The series doesn’t gloss over what Harshad did. But it also indicts the system, which is a Kafkaesque network of corruption. Everyone, from the heads of foreign banks to cops to politicians are complicit. It’s an old boys club where each one is scratching the other’s back. The consequences of Harshad’s actions are dire – a close friend of his kills himself because he loses all the money he invested in stocks on Harshad’s advice. Innumerable others have their life savings wiped out. Hansal does terrible things but he isn’t a dastardly villain. Until the end, I was hoping that somehow, he would find a way to redeem himself.
Hansal and his writers – Saurav Dey and Sumit Purohit – create a living, breathing character which the terrific Pratik Gandhi brings to life. Harshad is ambitious and courageous. He is willing to take risks or as he so memorably puts it, “Risk hai to ishq hai”. These qualities help him to rise up fast but they also become a liability because he becomes a compulsive gambler who throws caution to the winds, even when the stakes are impossibly high. Pratik locates the determination in this man but also the charm and the swagger – Harshad takes great pride in owning a Lexus car. It becomes a symbol of wealth and power – people gather around just to look at it. The series rests on Pratik’s ability to portray this man with all his flaws without losing connect with the audience and he delivers brilliantly.
Scam 1992 is a triumph of writing and casting. Every actor has been selected with precision by casting director Mukesh Chhabra. Look at Hemant Kher as Harshad’s brother Ashwin Mehta, who tries to keep Harshad in check but fails. It’s a wonderfully sympathetic performance.

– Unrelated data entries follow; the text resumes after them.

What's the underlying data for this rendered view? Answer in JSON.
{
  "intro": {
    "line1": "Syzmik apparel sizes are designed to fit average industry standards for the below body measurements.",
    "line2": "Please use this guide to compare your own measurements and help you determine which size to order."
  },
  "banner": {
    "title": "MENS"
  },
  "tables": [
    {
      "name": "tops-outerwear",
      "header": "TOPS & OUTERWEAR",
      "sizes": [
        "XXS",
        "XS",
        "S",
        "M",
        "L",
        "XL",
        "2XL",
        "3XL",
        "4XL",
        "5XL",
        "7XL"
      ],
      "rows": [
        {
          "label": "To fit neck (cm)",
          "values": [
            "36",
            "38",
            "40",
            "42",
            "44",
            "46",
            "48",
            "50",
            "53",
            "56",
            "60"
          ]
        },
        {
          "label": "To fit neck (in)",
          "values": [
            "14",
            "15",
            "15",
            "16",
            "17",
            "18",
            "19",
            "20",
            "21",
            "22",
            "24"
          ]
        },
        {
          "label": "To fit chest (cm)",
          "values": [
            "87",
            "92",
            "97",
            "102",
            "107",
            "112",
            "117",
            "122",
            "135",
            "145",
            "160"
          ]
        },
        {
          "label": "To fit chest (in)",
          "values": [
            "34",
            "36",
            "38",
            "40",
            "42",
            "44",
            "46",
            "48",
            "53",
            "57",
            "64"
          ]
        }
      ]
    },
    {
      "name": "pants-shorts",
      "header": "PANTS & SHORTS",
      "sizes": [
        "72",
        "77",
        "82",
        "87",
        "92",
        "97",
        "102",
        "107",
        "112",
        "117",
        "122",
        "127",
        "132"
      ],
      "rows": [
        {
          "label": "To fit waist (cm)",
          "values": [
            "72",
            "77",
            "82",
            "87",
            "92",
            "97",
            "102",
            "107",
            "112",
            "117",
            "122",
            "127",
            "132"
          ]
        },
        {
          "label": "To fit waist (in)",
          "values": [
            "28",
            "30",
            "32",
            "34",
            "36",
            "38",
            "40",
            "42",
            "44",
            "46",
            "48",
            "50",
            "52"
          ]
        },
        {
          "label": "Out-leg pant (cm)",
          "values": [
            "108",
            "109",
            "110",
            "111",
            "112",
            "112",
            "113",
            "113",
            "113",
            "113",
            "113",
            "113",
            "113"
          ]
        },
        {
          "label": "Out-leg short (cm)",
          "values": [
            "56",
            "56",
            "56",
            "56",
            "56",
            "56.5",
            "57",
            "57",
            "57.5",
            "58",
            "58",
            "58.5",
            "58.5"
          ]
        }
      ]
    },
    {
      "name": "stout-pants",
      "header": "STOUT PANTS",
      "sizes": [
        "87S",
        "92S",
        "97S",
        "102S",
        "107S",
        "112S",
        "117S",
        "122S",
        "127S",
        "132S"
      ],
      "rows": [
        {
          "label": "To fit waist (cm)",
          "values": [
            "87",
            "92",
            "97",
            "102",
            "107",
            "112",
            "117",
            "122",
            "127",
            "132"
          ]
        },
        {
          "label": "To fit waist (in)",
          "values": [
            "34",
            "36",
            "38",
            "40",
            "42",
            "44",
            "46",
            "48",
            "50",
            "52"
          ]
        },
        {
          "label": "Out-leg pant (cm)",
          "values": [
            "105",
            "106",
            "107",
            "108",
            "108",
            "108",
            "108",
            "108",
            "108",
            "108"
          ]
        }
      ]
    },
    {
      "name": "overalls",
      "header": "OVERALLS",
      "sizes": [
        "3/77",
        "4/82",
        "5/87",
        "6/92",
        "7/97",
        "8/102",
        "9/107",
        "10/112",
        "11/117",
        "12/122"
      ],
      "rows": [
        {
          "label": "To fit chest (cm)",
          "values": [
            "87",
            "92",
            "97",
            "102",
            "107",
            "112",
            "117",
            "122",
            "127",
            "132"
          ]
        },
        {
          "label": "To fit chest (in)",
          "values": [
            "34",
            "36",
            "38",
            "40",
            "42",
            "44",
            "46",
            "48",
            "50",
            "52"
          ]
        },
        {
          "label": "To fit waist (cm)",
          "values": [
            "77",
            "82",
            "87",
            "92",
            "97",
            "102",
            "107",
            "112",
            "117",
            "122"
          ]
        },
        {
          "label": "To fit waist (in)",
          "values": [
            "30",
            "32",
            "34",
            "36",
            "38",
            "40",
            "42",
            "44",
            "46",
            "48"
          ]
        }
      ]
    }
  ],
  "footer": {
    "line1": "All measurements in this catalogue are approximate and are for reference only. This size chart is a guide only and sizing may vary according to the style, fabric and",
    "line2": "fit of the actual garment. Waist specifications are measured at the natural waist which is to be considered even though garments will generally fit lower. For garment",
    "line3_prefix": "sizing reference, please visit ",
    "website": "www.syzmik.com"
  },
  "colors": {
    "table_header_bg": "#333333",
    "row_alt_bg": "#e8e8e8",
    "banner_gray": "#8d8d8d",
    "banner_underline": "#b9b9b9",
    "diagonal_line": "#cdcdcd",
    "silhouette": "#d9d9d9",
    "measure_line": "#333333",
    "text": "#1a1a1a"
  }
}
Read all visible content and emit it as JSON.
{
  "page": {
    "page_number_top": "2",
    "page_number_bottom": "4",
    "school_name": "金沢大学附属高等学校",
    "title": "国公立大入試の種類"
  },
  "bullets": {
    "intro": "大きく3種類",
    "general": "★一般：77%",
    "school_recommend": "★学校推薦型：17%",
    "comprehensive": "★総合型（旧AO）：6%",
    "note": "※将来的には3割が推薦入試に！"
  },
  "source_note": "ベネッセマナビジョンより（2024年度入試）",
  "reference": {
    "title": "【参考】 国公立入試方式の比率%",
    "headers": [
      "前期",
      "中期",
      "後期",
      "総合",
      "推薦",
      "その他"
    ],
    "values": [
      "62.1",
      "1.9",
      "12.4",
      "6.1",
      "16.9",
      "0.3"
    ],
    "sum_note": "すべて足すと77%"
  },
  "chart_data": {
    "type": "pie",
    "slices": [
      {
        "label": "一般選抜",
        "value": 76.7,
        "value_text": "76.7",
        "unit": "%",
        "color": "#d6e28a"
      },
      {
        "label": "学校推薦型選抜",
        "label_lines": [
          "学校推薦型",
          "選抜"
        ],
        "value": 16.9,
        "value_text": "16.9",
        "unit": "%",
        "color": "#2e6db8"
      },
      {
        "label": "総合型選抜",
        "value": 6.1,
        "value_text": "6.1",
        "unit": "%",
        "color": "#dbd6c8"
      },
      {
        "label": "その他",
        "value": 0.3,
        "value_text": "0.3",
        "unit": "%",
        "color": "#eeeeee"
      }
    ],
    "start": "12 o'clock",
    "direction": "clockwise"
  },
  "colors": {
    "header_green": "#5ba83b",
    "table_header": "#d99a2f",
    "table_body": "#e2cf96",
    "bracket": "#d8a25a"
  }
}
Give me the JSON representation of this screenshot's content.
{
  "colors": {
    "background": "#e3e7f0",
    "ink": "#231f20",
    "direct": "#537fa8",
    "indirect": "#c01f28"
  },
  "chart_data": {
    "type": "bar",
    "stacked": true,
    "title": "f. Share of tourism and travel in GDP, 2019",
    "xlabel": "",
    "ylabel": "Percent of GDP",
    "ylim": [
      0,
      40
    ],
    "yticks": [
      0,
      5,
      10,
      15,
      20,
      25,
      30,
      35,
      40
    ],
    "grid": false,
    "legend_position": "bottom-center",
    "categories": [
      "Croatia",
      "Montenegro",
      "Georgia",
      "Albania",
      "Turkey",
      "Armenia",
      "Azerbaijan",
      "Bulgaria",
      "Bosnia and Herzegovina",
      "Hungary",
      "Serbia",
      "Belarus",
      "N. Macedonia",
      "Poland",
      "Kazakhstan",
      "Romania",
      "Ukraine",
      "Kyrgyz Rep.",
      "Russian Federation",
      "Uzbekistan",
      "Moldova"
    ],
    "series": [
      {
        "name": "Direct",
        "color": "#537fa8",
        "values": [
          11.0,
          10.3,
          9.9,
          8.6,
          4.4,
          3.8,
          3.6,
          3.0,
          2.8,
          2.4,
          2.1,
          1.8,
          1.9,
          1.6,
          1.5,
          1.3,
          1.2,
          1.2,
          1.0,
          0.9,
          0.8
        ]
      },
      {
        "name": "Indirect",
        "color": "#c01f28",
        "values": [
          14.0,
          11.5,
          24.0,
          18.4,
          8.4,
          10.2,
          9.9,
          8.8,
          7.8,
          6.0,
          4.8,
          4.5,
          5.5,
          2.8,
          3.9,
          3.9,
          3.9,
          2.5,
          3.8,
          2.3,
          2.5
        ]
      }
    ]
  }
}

Or Shreya Dhanwanthary as Sucheta, the lone woman in a male environment, determined to take on the corrupt system. Shreya captures Sucheta’s moral resolve, her courage and her vulnerability. There’s also Chirag Vohra as Harshad’s associate Bhushan Bhatt – in the last episode, Bhushan finally explodes and it’s something to watch. And Jay Upadhyay as the oily Pranav Sheth, another broker who stays by Harshad’s side, through thick and thin. Pranav bhai likes to end his sentences with ‘darling’ and he tells it like it is. In the second episode, he advises Harshad not to invite any well-heeled clients to his shabby office. Pranav says, “Kya hai na, teri gareebi dekh ke unko unki ameeri satayegi.”
The dialogues by Vaibhav Vishal and Karan Vyas are a highlight of the series. Vaibhav and Karan throw in enough Gujarati to make the conversations authentic. They also rely on a Hindi movie staple – dialogue baazi. Harshad drops quotable quotes like, “Success hai kya? Faliure ke baad ka chapter”. But this doesn’t come off as artificial. It seems like something a man with such a hunger to succeed would say. Production designers Payal Ghose and Tarpan Shrivastava skillfully recreate the world of the 80s and early 90s – fiat cars, typewriters and cordless phones the size of small books will make you smile. And threading it together is the terrific music by Achint Thakkar.
There are stretches in which the stock-market jargon gets too technical but Hansal and co-director Jai Mehta never lose sight of the human story. Which is what makes Scam 1992 so gripping. Don’t miss it!